Deve Gowda’s Twenty20 brand of politics — where the battle for power becomes an exercise in rapid deal-making — is only symbolic of what can be expected in the next 12 months as and when elections take place: a brand of casino politics where principles are set aside, where every pound of flesh is extracted and very little is offered in return. The national party election rhetoric may be about nuclear nationalism and Ram Setu, the 20-20 political rhetoric is about placing a price tag on each MP.
Then, whether it’s a Karunanidhi or a Jayalalithaa, a Mamata or a Mayawati, even a Sharad Pawar, the guiding principle for 21st century regional satraps is to deal with the national parties as a relationship between equals, one where the national party can be virtually bullied into submission by the small ally. Karunanidhi, whose party, the DMK, has the singular distinction of serving in every cabinet bar one in the last decade, has proven that even with 16 MPs, he has the political weight to force the Centre to bend to his every whim. During the 1996 United Front government, Karunanidhi was one among an array of leaders. Today, he can justifiably claim first-among-equals status, simply because an enfeebled central government has been made dependent on his support.
Indeed, while the Congress weighs its options of projecting Rahul Gandhi and LK Advani prepares for a final shot at 7 Race Course Road, the real challenge in the next election could lie elsewhere. Unfortunately, it is apparent that the national parties are still to fully come to terms with the new dynamics. The manner in which the Congress has failed to forge alliances in UP is a sign that past glories continue to blur a vision for the present. The BJP’s failure to win power in Karnataka is at least partly due to the fact that its leadership took Deve Gowda for granted in the mistaken belief that the ageing leader had run out of options, obviously forgetting that a 24x7 politician never fades away.
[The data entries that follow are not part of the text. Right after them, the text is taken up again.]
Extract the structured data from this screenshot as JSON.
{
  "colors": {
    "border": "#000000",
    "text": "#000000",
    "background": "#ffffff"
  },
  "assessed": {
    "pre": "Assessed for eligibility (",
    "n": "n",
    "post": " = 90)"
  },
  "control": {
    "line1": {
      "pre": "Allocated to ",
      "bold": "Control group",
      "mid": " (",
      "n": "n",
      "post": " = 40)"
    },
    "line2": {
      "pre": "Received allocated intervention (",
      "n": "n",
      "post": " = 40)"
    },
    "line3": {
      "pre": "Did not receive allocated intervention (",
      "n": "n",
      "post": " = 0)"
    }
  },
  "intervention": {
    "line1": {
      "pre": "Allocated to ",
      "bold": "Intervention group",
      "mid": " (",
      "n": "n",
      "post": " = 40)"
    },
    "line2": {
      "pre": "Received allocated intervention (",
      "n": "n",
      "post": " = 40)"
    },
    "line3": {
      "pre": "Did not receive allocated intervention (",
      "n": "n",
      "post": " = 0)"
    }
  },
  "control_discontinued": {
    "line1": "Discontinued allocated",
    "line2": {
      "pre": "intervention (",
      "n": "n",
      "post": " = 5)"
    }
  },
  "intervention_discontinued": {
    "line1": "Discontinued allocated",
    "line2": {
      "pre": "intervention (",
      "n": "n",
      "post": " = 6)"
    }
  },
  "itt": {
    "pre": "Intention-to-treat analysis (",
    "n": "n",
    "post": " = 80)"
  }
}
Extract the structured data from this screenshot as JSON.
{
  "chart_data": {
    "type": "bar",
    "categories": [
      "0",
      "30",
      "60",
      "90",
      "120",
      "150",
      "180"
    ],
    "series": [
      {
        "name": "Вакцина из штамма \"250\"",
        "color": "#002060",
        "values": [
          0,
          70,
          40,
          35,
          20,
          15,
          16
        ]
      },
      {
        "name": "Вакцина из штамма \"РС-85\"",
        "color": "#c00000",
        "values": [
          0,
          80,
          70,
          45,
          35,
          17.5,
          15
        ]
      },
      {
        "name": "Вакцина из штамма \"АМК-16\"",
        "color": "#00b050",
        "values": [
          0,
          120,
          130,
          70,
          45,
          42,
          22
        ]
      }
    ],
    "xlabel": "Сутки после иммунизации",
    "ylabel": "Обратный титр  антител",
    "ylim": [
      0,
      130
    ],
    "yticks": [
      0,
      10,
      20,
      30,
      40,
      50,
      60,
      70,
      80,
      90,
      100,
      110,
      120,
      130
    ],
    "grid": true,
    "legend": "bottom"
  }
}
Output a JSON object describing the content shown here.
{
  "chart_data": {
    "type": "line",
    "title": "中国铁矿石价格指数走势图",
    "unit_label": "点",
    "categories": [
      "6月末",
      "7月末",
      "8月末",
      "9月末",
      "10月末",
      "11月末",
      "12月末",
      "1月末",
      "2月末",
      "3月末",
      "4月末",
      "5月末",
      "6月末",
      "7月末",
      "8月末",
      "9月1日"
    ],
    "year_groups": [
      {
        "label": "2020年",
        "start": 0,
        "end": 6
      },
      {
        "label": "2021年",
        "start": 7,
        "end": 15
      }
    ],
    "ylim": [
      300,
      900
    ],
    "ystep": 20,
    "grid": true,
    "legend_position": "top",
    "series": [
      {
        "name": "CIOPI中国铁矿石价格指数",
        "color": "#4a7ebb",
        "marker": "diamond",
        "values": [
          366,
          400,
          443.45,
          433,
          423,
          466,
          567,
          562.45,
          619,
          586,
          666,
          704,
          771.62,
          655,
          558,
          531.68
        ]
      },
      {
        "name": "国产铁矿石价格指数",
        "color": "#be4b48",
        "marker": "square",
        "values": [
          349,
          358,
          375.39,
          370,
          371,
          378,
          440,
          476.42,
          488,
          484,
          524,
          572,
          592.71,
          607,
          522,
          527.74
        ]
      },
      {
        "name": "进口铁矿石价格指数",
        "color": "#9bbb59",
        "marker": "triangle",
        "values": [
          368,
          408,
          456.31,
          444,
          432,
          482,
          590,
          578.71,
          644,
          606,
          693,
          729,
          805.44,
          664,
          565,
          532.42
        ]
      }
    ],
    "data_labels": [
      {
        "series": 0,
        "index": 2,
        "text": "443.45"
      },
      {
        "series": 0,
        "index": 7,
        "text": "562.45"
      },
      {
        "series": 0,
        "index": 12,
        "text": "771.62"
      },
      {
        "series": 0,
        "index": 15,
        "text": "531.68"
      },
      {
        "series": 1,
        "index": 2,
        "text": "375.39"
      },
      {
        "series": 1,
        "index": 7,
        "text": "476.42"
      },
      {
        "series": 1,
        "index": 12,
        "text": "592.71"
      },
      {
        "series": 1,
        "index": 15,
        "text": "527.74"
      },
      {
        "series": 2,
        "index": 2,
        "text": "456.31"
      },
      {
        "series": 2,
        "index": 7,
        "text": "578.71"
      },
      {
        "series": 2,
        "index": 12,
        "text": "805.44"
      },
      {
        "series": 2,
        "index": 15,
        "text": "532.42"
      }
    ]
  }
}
The rise of the regional satrap is, in a sense, a testimony to the failure of the so-called ‘national’ leaders: those whose politics is not based on mass support or ideological rigour, but on straight deal-making in Lutyens bungalows. Take the case of Karnataka itself: in the last few years, Rajya Sabha memberships from the state have been auctioned to the highest bidder, with party loyalty or ideological commitment counting for little. In this moral vacuum, why should anyone be surprised if even the cm’s chair is being traded in the political marketplace?
A Mayawati might now take the logic of Twenty20 politics to another level. Unlike a Deve Gowda or a Karunanidhi, her numerical strength is likely to be much greater as is perhaps her ambition. Moreover, as a Dalit woman in power in India’s politically largest state, she recognises that no political formation can afford to ignore her. in the months ahead, she will deal with her rivals on her terms, one of which could include Kanshi Ram’s unfulfilled dream: the pm’s chair.
Maybe, it’s time to consider what Twenty20 politics could mean for the country’s polity with Mayawati playing kingmaker. Think about it: Mayawati agrees to a Manmohan Singh (or a Rahul Gandhi, or an Advani) becoming PM for two-and-a-half years only if she is given the first shot at the balance period. Bring on the political cheerleaders, the fun may be about to begin!